The Golden Bough
The Golden Bough: A Study in Magic and Religion was originally (1900) a 13-volume work on the roots of European mythology and religion by British anthropologist Sir James George Frazer (1854-1941). He abridged the work into one 870-page volume, also titled The Golden Bough, in 1922. Later scholars in several fields have built upon the foundation he laid, especially those in comparative religion.The salient point of this seminal book (see The White Goddess) is that "primitive" religions from around the world share a great deal in common with each other and "modern" religions such as Christianity. The thesis of the book is that ancient religions were fertility cults that centred around the worship of, and periodic sacrifice of, a sacred king, the incarnation of a dying and reviving god, a solar deity who underwent a mystic marriage to a goddess of the earth, and who died at the harvest and who was reincarnated in the spring. It claimed that this legend was central to almost all of the world's mythologies. The most controversial claim, not stated plainly but strongly implied, was that Jesus Christ was yet another in the series of dying and reviving gods.
Parts of the book, most notably its discussion of the symbolism of magic, and its elucidation of the concept of "sympathetic magic," remain well accepted by scholars today. The larger thesis about dying and reviving gods has not fared as well in the world of anthropology and comparative religion; most contemporary anthropologists have concluded that Frazer overinterpreted his evidence to fit it into the system.
The book has been even more influential in literature than it has been in anthropology. William Butler Yeats, James Joyce, D. H. Lawrence, T. S. Eliot, Robert Graves, and Ezra Pound are but a few of the major authors that have been deeply influenced by The Golden Bough.

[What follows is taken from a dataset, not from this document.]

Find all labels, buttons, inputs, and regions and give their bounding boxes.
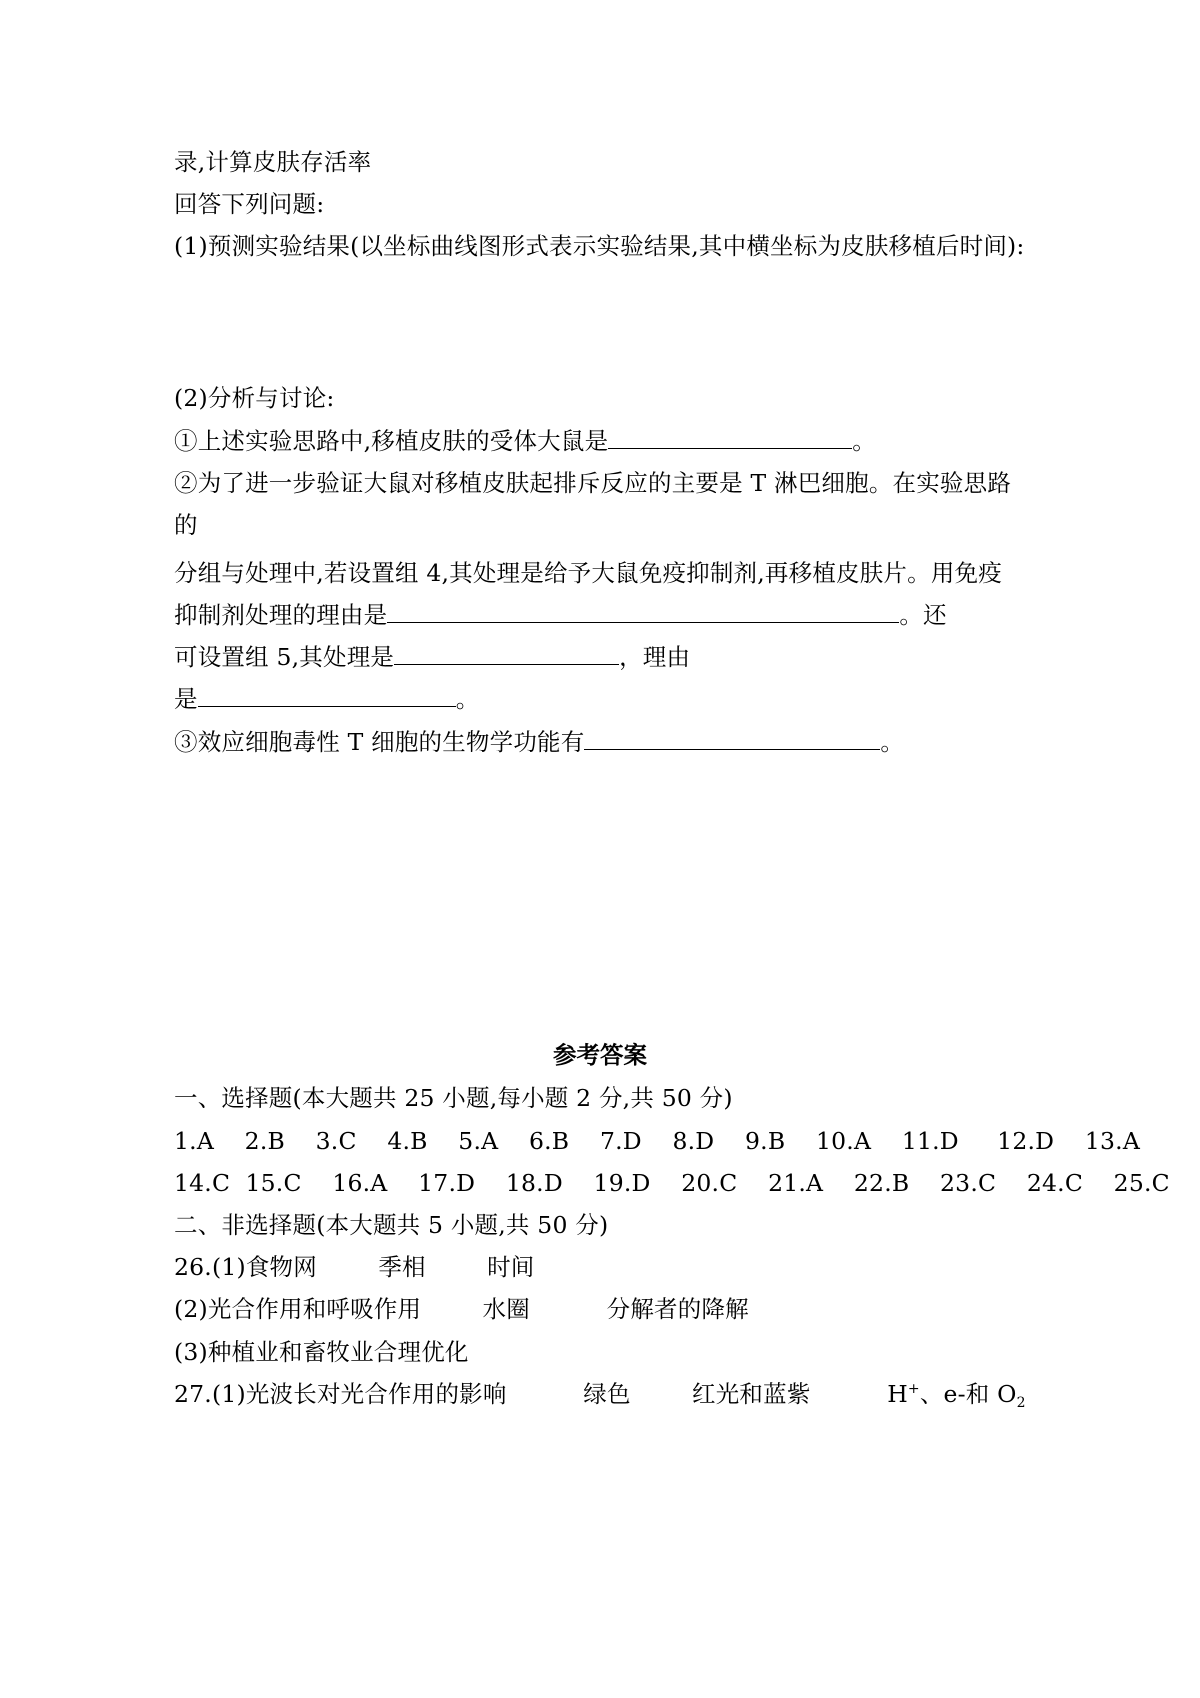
text: 是: [174, 685, 198, 713]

The system has also been borrowed by many fantasy novelists from Mary Renault forward. The literary impact of The Golden Bough has given its thesis a new life even as its influence in anthropology waned.
The title was taken from the painting The Golden Bough by the British artist Joseph Mallord William Turner (1775-1851) that showed Aeneas and the Sybil presenting the golden bough to the gatekeeper of Hades to gain admission.